The cast for this show, to put it mildly, is amazing. Not only are the performances fantastic, it's a feat of endurance to even attempt this William Finn epic (let's take a moment and shout out our swings Dan Mayhak, Anna Gergerich and Liv Poole for learning basically every word of this three-hour musical). Chad Elder, as Marvin, balances the demands of playing our protagonist with the wrinkles of playing a difficult, emotionally closed-off and somewhat misogynistic and chauvanistic alpha male who also happens to be an out and proud gay man in the seventies. It's a tightrope walk to keep from being a villain, a cypher or a stereotype, and Elder manages time and again to keep us from ultimately hating Marvin. As Marvin's boyfriend Whizzer, Sal Bucci does fantastic work at slowly revealing the hidden depths and inner life of what initially appears to be a shallow caricature of the femme gay man. He's no saint, he's not Angel Dumont Schunard, but Whizzer nonetheless becomes the show's heart in Bucci's sometimes tart but often tender portrayal. Matthew Frontz's Jason is one of the best performances, in one of the biggest roles, I've ever seen a preteen performer give in a musical, and trust me: Jason makes Annie look like Annie Jr. 

As Mendel, Justin Borak's wonderfully neurotic nebbish portrayal makes this sweet but sometimes problematic doctor into almost a teddy bear: no matter how ill-conceived his romantic passion or how questionable his parenting skills, you can't help but love Mendel anyway. And then there's Trina, a truly towering comedic/dramatic performance by Jenna Kantor. When Kantor takes the stage for "I'm Breaking Down," a rising and falling patter tour de force, she comes close to stealing the whole show before it's even halfway through. 

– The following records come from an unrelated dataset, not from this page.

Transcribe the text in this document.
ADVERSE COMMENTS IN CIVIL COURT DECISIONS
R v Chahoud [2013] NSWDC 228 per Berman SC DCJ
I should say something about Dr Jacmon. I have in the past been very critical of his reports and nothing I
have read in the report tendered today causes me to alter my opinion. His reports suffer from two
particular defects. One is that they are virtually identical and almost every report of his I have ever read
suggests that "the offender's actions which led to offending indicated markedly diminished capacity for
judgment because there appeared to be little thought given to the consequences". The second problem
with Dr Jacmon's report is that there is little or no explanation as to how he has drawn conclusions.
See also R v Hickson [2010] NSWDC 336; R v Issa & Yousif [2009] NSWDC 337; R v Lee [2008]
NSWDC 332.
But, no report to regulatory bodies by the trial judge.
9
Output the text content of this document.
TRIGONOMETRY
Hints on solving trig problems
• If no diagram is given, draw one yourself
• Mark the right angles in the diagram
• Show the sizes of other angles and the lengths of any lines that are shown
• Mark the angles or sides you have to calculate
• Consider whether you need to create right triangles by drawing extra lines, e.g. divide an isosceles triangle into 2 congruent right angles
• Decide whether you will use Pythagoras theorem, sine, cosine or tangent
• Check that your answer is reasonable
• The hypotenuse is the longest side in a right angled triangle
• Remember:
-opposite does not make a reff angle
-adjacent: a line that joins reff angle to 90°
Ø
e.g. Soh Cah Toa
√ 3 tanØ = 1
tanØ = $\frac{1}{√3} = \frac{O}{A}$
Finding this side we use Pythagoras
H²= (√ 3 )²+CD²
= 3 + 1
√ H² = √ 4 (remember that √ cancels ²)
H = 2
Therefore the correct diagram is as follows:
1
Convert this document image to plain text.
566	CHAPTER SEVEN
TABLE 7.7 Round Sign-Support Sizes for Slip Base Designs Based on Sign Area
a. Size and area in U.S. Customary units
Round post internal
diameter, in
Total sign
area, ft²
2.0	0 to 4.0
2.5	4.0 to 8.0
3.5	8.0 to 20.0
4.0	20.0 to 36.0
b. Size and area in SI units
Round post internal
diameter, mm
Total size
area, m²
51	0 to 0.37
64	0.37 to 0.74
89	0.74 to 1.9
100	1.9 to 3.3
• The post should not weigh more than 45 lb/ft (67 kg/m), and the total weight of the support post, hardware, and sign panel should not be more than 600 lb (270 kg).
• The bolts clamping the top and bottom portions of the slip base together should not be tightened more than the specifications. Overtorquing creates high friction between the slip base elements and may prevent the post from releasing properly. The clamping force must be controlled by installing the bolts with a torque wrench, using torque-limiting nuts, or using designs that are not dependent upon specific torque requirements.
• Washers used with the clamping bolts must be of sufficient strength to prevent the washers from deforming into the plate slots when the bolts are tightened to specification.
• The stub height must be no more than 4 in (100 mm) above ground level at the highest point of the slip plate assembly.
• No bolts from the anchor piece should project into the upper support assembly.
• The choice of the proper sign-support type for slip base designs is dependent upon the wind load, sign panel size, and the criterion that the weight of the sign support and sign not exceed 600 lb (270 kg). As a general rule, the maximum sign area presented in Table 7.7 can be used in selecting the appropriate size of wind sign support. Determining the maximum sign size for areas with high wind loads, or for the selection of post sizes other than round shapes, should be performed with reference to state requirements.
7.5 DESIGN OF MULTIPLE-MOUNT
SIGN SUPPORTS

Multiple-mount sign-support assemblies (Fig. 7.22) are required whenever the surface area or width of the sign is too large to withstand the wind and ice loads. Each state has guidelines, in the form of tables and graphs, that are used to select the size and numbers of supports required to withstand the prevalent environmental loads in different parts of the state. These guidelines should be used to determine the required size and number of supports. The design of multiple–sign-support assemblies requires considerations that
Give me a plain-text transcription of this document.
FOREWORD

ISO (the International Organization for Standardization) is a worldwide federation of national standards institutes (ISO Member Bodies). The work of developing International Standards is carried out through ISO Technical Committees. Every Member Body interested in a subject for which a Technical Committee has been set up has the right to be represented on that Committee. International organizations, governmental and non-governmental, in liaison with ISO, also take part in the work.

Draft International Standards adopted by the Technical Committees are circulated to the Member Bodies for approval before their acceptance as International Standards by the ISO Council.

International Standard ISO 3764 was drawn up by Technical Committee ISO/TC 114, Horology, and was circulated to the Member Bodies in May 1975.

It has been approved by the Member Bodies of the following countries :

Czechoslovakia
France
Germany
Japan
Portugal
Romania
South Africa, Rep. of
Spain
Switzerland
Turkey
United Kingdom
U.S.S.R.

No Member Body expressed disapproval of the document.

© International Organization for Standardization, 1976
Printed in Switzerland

Near the show's end, the neutral woody set by Johnmichael Bohach undergoes a minor coup de theatre that displays a final burst of color. I'll admit, it's the one moment in the show I didn't know exactly how to parse; it felt as though it were leading to something which never fully arrived. But this musical is much more about the journey than the destination: much as the decidedly uncomfy characters in it gradually become a loving family (plus some lesbians, who join in Act 2 and are mostly exposition dumpers), the audience and the show meet in the middle and find their common ground by the end. Go see Falsettos, people: you'll never see anything else quite like it. What more can I say?